Recently, I have been doing much exploring, questioning and researching on the subject of the psychology of change. One such idea is the concept of how change works in a strict hierarchical organisation like the military.
Peter J. Reiley, PhD, an Industrial Organisational Psychology enthusiast, and one of the leading opinions on Military Veteran transition, is perfectly positioned to give us an understanding as to how an organisation with a strict hierarchy, like the military, reacts to change. His thoughts shine some light on the thought process that goes on behind the change as well the reasons why they do or don’t succeed. Thanks Peter!
Q: In your view – what are the top 3 mistakes companies (and the military) make when trying to implement a change? What are some key differentiators you recognize in a successful change?
A: It seems many companies, and particularly the military, attempt to drive change using a top-down approach only.
They often expect leaders to be the ones to manifest these changes and play a myriad of roles (e.g., creative architect, inspirational champion, resource steward, universal problem solver, and a sheriff who holds underlings accountable for following “the new way”).
Successful change may often start at the top, but it is nurtured and sustained from the bottom up as well.
This allows companies to draw on the experience and perspectives of everyone involved to flesh out the best ideas, to understand the true problem at hand, or to share ownership and accountability for achieving effective change.
Second, when working with change you often hear, “there’s nothing new under the sun” or “we tried something like that before and it didn’t really work.”
Okay, why did it fail? Was it the idea? The process? The personalities involved? What were the interim objectives? Did you have the right resources? What were people expected to do to sustain this change? Did they know how, when, or why to do those things? Was the change addressing the right problem to begin with? What metric or milestone were you using to determine success and how would you know when you achieved it?
These are just a few questions successful change management needs to answer. Third, companies often misconstrue action for progress. Successful change is a process, not an event.
Working toward change requires a thoughtful and deliberate approach (…do not misinterpret this to mean slow and indecisive) that stresses the need for change, addresses these needs appropriately, and reinforces or reevaluates the elements that sustain the change.
Sometimes this means failing quickly to improve the approach, but you can’t skip steps by rushing into action under the delusion that you’re making a difference in the long run.
Q: Which innovative trends do you recognize in change management and organisational psych. nowadays?
A: Contemporary insight into Org Psych has helped us recognize how bad ideas get implemented, why good ideas go unheard, or why some change efforts ultimately fail to take hold in an organization.

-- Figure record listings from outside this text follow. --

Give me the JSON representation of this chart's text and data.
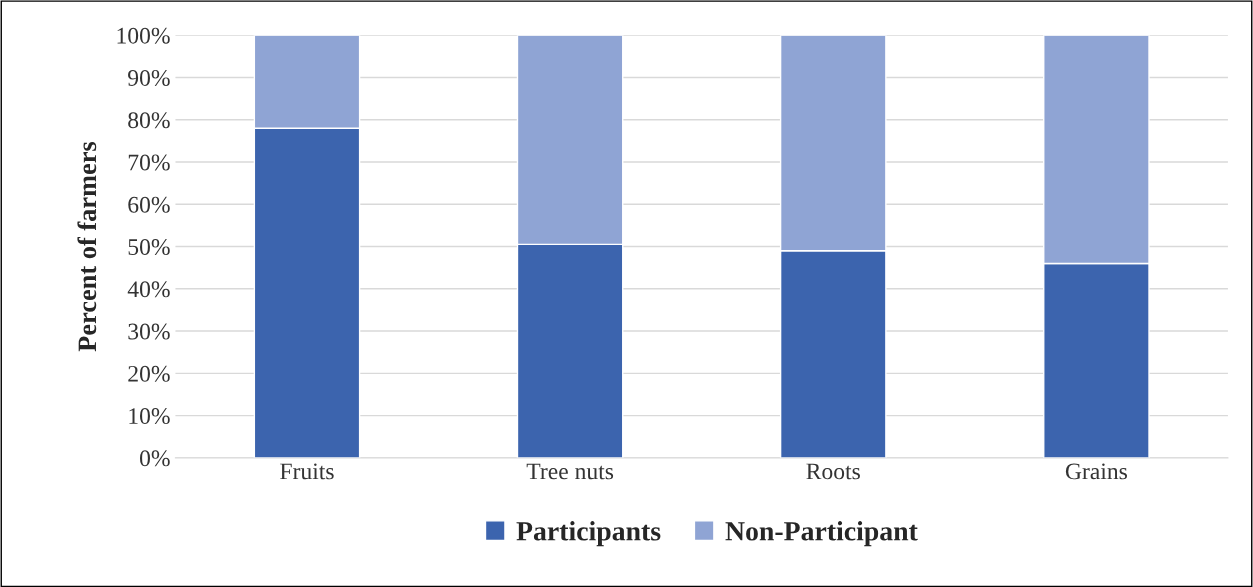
{
  "chart_data": {
    "type": "bar",
    "stacked": true,
    "ylabel": "Percent of farmers",
    "categories": [
      "Fruits",
      "Tree nuts",
      "Roots",
      "Grains"
    ],
    "series": [
      {
        "name": "Participants",
        "color": "#3c64ae",
        "values": [
          78,
          50.5,
          49,
          46
        ]
      },
      {
        "name": "Non-Participant",
        "color": "#8fa4d4",
        "values": [
          22,
          49.5,
          51,
          54
        ]
      }
    ],
    "ylim": [
      0,
      100
    ],
    "yticks": [
      {
        "value": 0,
        "label": "0%"
      },
      {
        "value": 10,
        "label": "10%"
      },
      {
        "value": 20,
        "label": "20%"
      },
      {
        "value": 30,
        "label": "30%"
      },
      {
        "value": 40,
        "label": "40%"
      },
      {
        "value": 50,
        "label": "50%"
      },
      {
        "value": 60,
        "label": "60%"
      },
      {
        "value": 70,
        "label": "70%"
      },
      {
        "value": 80,
        "label": "80%"
      },
      {
        "value": 90,
        "label": "90%"
      },
      {
        "value": 100,
        "label": "100%"
      }
    ],
    "grid": "y",
    "legend": "bottom"
  }
}
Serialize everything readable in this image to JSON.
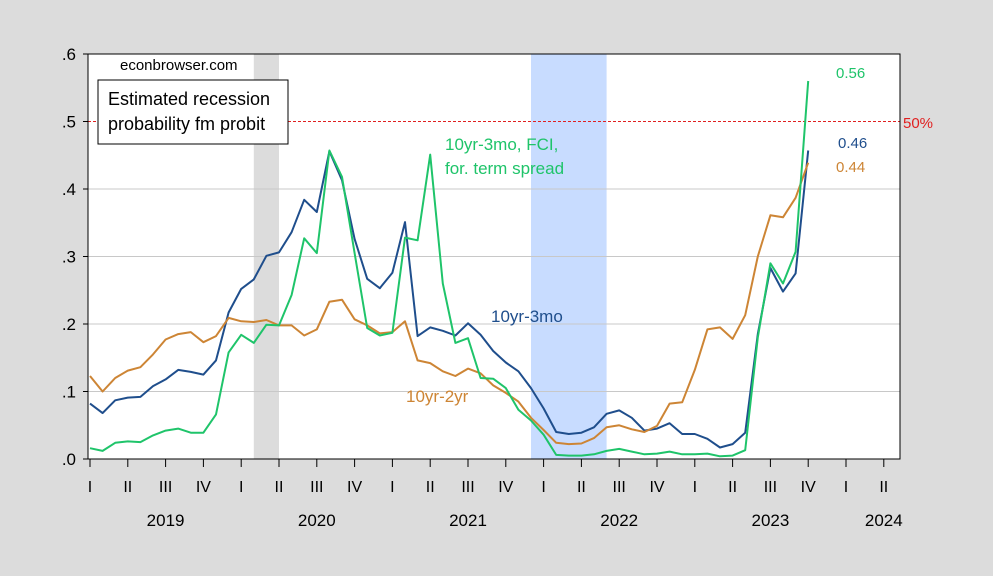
{
  "chart_data": {
    "type": "line",
    "source": "econbrowser.com",
    "legend_box": [
      "Estimated recession",
      "probability fm probit"
    ],
    "threshold": {
      "value": 0.5,
      "label": "50%",
      "color": "#e02020"
    },
    "ylim": [
      0,
      0.6
    ],
    "yticks": [
      0.0,
      0.1,
      0.2,
      0.3,
      0.4,
      0.5,
      0.6
    ],
    "ytick_labels": [
      ".0",
      ".1",
      ".2",
      ".3",
      ".4",
      ".5",
      ".6"
    ],
    "x_start": "2019-01",
    "x_end": "2024-04",
    "quarter_labels": [
      "I",
      "II",
      "III",
      "IV",
      "I",
      "II",
      "III",
      "IV",
      "I",
      "II",
      "III",
      "IV",
      "I",
      "II",
      "III",
      "IV",
      "I",
      "II",
      "III",
      "IV",
      "I",
      "II"
    ],
    "years": [
      "2019",
      "2020",
      "2021",
      "2022",
      "2023",
      "2024"
    ],
    "shaded_periods": [
      {
        "start": "2020-02",
        "end": "2020-04",
        "color": "#dcdcdc"
      },
      {
        "start": "2021-12",
        "end": "2022-06",
        "color": "#c8dcff"
      }
    ],
    "months": [
      "2019-01",
      "2019-02",
      "2019-03",
      "2019-04",
      "2019-05",
      "2019-06",
      "2019-07",
      "2019-08",
      "2019-09",
      "2019-10",
      "2019-11",
      "2019-12",
      "2020-01",
      "2020-02",
      "2020-03",
      "2020-04",
      "2020-05",
      "2020-06",
      "2020-07",
      "2020-08",
      "2020-09",
      "2020-10",
      "2020-11",
      "2020-12",
      "2021-01",
      "2021-02",
      "2021-03",
      "2021-04",
      "2021-05",
      "2021-06",
      "2021-07",
      "2021-08",
      "2021-09",
      "2021-10",
      "2021-11",
      "2021-12",
      "2022-01",
      "2022-02",
      "2022-03",
      "2022-04",
      "2022-05",
      "2022-06",
      "2022-07",
      "2022-08",
      "2022-09",
      "2022-10",
      "2022-11",
      "2022-12",
      "2023-01",
      "2023-02",
      "2023-03",
      "2023-04",
      "2023-05",
      "2023-06",
      "2023-07",
      "2023-08",
      "2023-09",
      "2023-10",
      "2023-11",
      "2023-12"
    ],
    "series": [
      {
        "name": "10yr-3mo",
        "color": "#1f4e8c",
        "end_label": "0.46",
        "values": [
          0.082,
          0.068,
          0.087,
          0.091,
          0.092,
          0.108,
          0.118,
          0.132,
          0.129,
          0.125,
          0.146,
          0.217,
          0.252,
          0.266,
          0.301,
          0.306,
          0.336,
          0.384,
          0.366,
          0.456,
          0.413,
          0.326,
          0.267,
          0.253,
          0.276,
          0.351,
          0.182,
          0.195,
          0.19,
          0.183,
          0.201,
          0.184,
          0.16,
          0.143,
          0.13,
          0.105,
          0.075,
          0.04,
          0.037,
          0.039,
          0.047,
          0.067,
          0.072,
          0.061,
          0.042,
          0.045,
          0.053,
          0.037,
          0.037,
          0.03,
          0.017,
          0.022,
          0.039,
          0.185,
          0.283,
          0.248,
          0.275,
          0.457,
          null,
          null
        ]
      },
      {
        "name": "10yr-2yr",
        "color": "#cd8535",
        "end_label": "0.44",
        "values": [
          0.123,
          0.1,
          0.12,
          0.131,
          0.136,
          0.155,
          0.177,
          0.185,
          0.188,
          0.173,
          0.182,
          0.209,
          0.204,
          0.203,
          0.206,
          0.198,
          0.198,
          0.183,
          0.192,
          0.233,
          0.236,
          0.207,
          0.198,
          0.186,
          0.188,
          0.204,
          0.146,
          0.142,
          0.13,
          0.123,
          0.134,
          0.127,
          0.109,
          0.098,
          0.085,
          0.061,
          0.043,
          0.024,
          0.022,
          0.023,
          0.031,
          0.047,
          0.05,
          0.044,
          0.04,
          0.049,
          0.082,
          0.084,
          0.132,
          0.192,
          0.195,
          0.178,
          0.213,
          0.3,
          0.361,
          0.358,
          0.387,
          0.439,
          null,
          null
        ]
      },
      {
        "name": "10yr-3mo, FCI, for. term spread",
        "color": "#1fc46a",
        "end_label": "0.56",
        "values": [
          0.016,
          0.012,
          0.024,
          0.026,
          0.025,
          0.035,
          0.042,
          0.045,
          0.039,
          0.039,
          0.066,
          0.158,
          0.184,
          0.172,
          0.199,
          0.198,
          0.243,
          0.327,
          0.305,
          0.457,
          0.418,
          0.305,
          0.194,
          0.183,
          0.187,
          0.328,
          0.324,
          0.451,
          0.26,
          0.172,
          0.179,
          0.12,
          0.119,
          0.105,
          0.073,
          0.057,
          0.036,
          0.006,
          0.005,
          0.005,
          0.007,
          0.012,
          0.015,
          0.011,
          0.007,
          0.008,
          0.011,
          0.007,
          0.007,
          0.008,
          0.004,
          0.005,
          0.013,
          0.18,
          0.29,
          0.26,
          0.307,
          0.56,
          null,
          null
        ]
      }
    ],
    "annotations": [
      {
        "text_lines": [
          "10yr-3mo, FCI,",
          "for. term spread"
        ],
        "color": "#1fc46a"
      },
      {
        "text_lines": [
          "10yr-3mo"
        ],
        "color": "#1f4e8c"
      },
      {
        "text_lines": [
          "10yr-2yr"
        ],
        "color": "#cd8535"
      }
    ]
  }
}
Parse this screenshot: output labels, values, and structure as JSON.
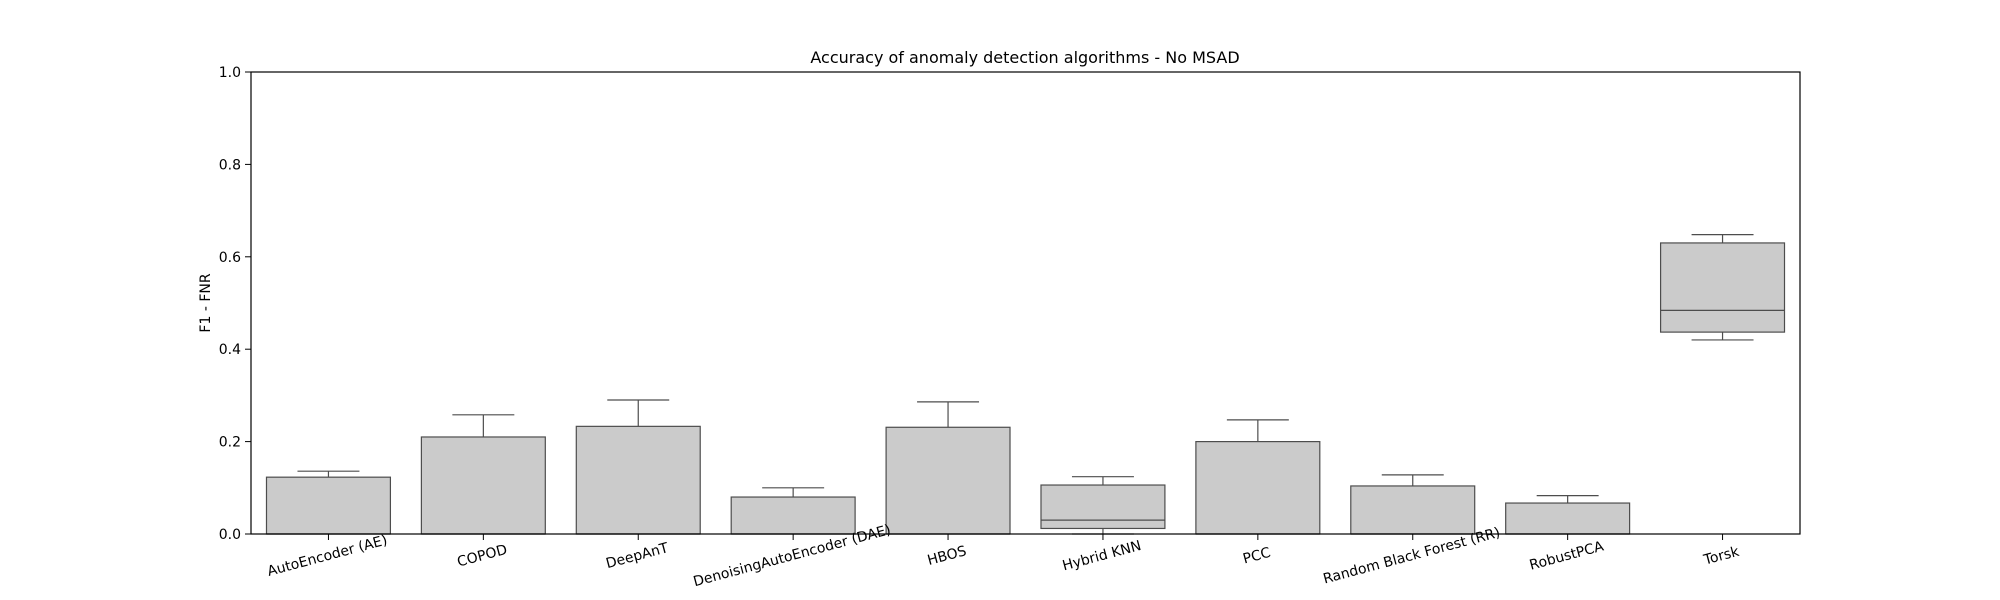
{
  "chart_data": {
    "type": "box",
    "title": "Accuracy of anomaly detection algorithms - No MSAD",
    "xlabel": "",
    "ylabel": "F1 - FNR",
    "ylim": [
      0,
      1
    ],
    "yticks": [
      "0.0",
      "0.2",
      "0.4",
      "0.6",
      "0.8",
      "1.0"
    ],
    "grid": false,
    "categories": [
      "AutoEncoder (AE)",
      "COPOD",
      "DeepAnT",
      "DenoisingAutoEncoder (DAE)",
      "HBOS",
      "Hybrid KNN",
      "PCC",
      "Random Black Forest (RR)",
      "RobustPCA",
      "Torsk"
    ],
    "boxes": [
      {
        "whisker_low": 0.0,
        "q1": 0.0,
        "median": 0.0,
        "q3": 0.123,
        "whisker_high": 0.136
      },
      {
        "whisker_low": 0.0,
        "q1": 0.0,
        "median": 0.0,
        "q3": 0.21,
        "whisker_high": 0.258
      },
      {
        "whisker_low": 0.0,
        "q1": 0.0,
        "median": 0.0,
        "q3": 0.233,
        "whisker_high": 0.29
      },
      {
        "whisker_low": 0.0,
        "q1": 0.0,
        "median": 0.0,
        "q3": 0.08,
        "whisker_high": 0.1
      },
      {
        "whisker_low": 0.0,
        "q1": 0.0,
        "median": 0.0,
        "q3": 0.231,
        "whisker_high": 0.286
      },
      {
        "whisker_low": 0.0,
        "q1": 0.012,
        "median": 0.03,
        "q3": 0.106,
        "whisker_high": 0.124
      },
      {
        "whisker_low": 0.0,
        "q1": 0.0,
        "median": 0.0,
        "q3": 0.2,
        "whisker_high": 0.247
      },
      {
        "whisker_low": 0.0,
        "q1": 0.0,
        "median": 0.0,
        "q3": 0.104,
        "whisker_high": 0.128
      },
      {
        "whisker_low": 0.0,
        "q1": 0.0,
        "median": 0.0,
        "q3": 0.067,
        "whisker_high": 0.083
      },
      {
        "whisker_low": 0.42,
        "q1": 0.437,
        "median": 0.484,
        "q3": 0.63,
        "whisker_high": 0.648
      }
    ],
    "colors": {
      "box_fill": "#cbcbcb",
      "box_edge": "#4d4d4d",
      "axis": "#000000"
    }
  }
}
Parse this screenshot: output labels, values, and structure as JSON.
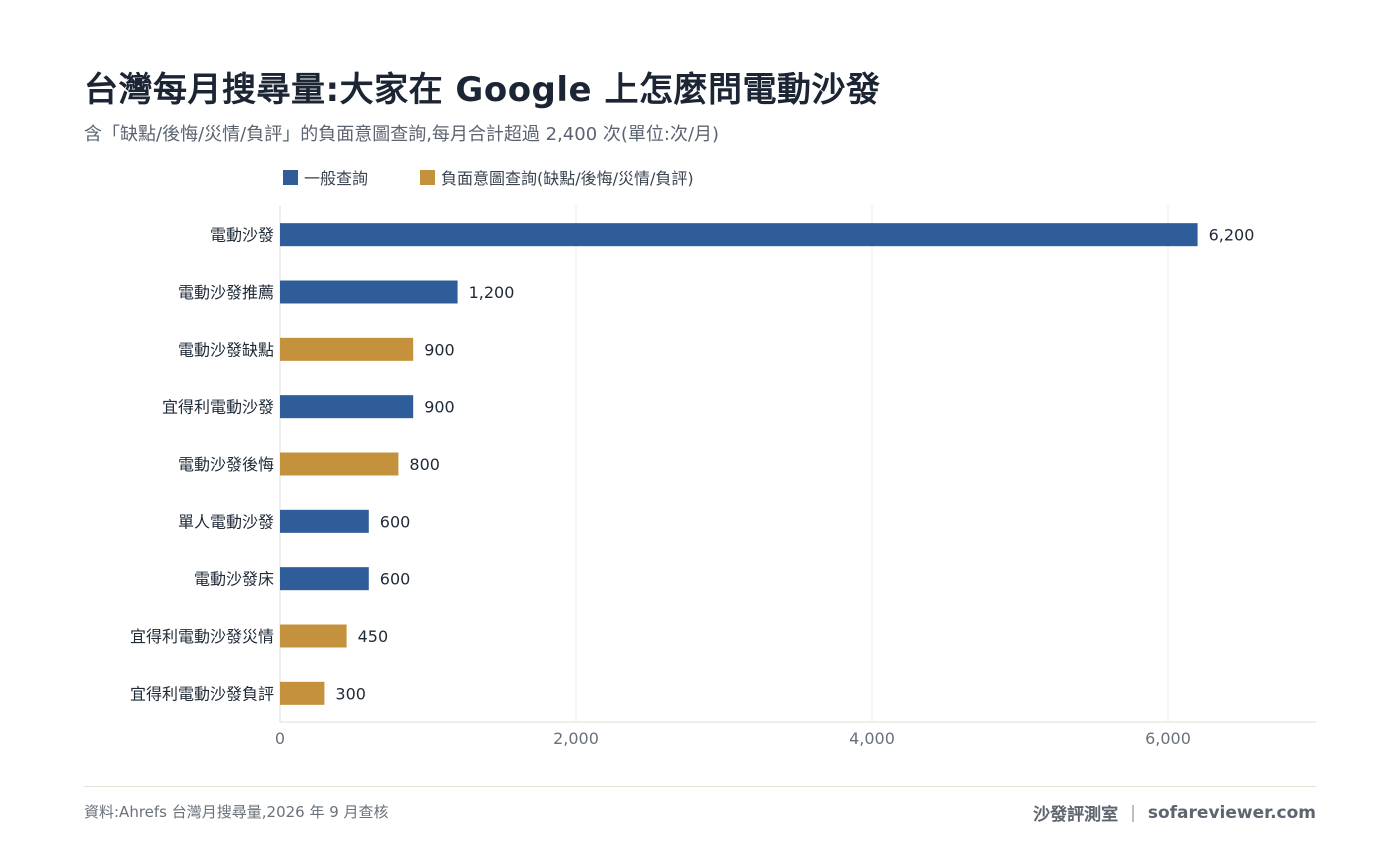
{
  "header": {
    "title": "台灣每月搜尋量:大家在 Google 上怎麼問電動沙發",
    "subtitle": "含「缺點/後悔/災情/負評」的負面意圖查詢,每月合計超過 2,400 次(單位:次/月)"
  },
  "legend": [
    {
      "label": "一般查詢",
      "color": "#2f5d9a"
    },
    {
      "label": "負面意圖查詢(缺點/後悔/災情/負評)",
      "color": "#c4913c"
    }
  ],
  "chart_data": {
    "type": "bar",
    "orientation": "horizontal",
    "title": "台灣每月搜尋量:大家在 Google 上怎麼問電動沙發",
    "xlim": [
      0,
      7000
    ],
    "x_ticks": [
      0,
      2000,
      4000,
      6000
    ],
    "x_tick_labels": [
      "0",
      "2,000",
      "4,000",
      "6,000"
    ],
    "grid": "vertical",
    "legend_position": "top-left",
    "categories": [
      "電動沙發",
      "電動沙發推薦",
      "電動沙發缺點",
      "宜得利電動沙發",
      "電動沙發後悔",
      "單人電動沙發",
      "電動沙發床",
      "宜得利電動沙發災情",
      "宜得利電動沙發負評"
    ],
    "values": [
      6200,
      1200,
      900,
      900,
      800,
      600,
      600,
      450,
      300
    ],
    "value_labels": [
      "6,200",
      "1,200",
      "900",
      "900",
      "800",
      "600",
      "600",
      "450",
      "300"
    ],
    "groups": [
      "一般查詢",
      "一般查詢",
      "負面意圖查詢(缺點/後悔/災情/負評)",
      "一般查詢",
      "負面意圖查詢(缺點/後悔/災情/負評)",
      "一般查詢",
      "一般查詢",
      "負面意圖查詢(缺點/後悔/災情/負評)",
      "負面意圖查詢(缺點/後悔/災情/負評)"
    ]
  },
  "footer": {
    "source": "資料:Ahrefs 台灣月搜尋量,2026 年 9 月查核",
    "brand": "沙發評測室",
    "separator": "|",
    "site": "sofareviewer.com"
  }
}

For example, “brainstorming” is a common and long-standing start for many organizations hoping to spark innovation and create change.
Org Psych has progressively pointed us to consider a range of factors affecting how ideas are generated and discussed among group members during these brainstorming sessions (e.g., sources of bias, leader-follower-situational dynamics, social power, individual engagement, team dynamics, mental models, and knowledge sharing).
One innovative, and relatively simple, approach is to write out ideas and share them with the group before getting into discussions. This practical, evidence-based solution attempts to overcome traditional brainstorming limitations and often sheds light on ideas that may otherwise go unheard or unsupported.
Q: Do you feel that the military responds better to change because of their strict hierarchy? Or does this hinder the change being implemented?
A: As an organizational psychologist, I reserve the right to answer: “it depends.” From a strategic standpoint, the military’s strict hierarchy and bureaucratic culture make it risk averse and slow to change foundational doctrine.
At the tactical level, however, strict hierarchy (bolstered by trust) allows military team members to understand and execute their roles in order to overcome obstacles decisively, adapt to quickly changing conditions, and find a way to make it work—or at least make the best of a bad situation.
Q: Do you feel that there is room in the military for agile change systems?
A: Yes, the military is determined to achieve success. It has to…the challenges it faces demand it. The only way to move forward is to find a path or make one; this makes change necessary and inevitable.
With the right training, personnel development, and organizational support, I believe the right agile change systems can drive that success.
Q: Let us in on some of your secrets… where do you look for innovation? For inspiration and revolutionary ideas?
A: I place great value in evidence-based approaches to organizational challenges. I try to dig into challenges that I’m dealing with by examining how researchers have attempted to understand or assess similar issues.
For this, I often look to academic journals and publications that balance rigor with application. I also find social media to be a valuable resource for sharing and discussing ideas with experienced professionals and thought leaders in areas I wouldn’t normally have access to—or think to look.
I’m also a bit of a history buff; you’d be surprised how often an innovative spark can come from studying lesser-known successes and raw failures of historical figures and civilizations. Somehow, the past lends itself to framing the future.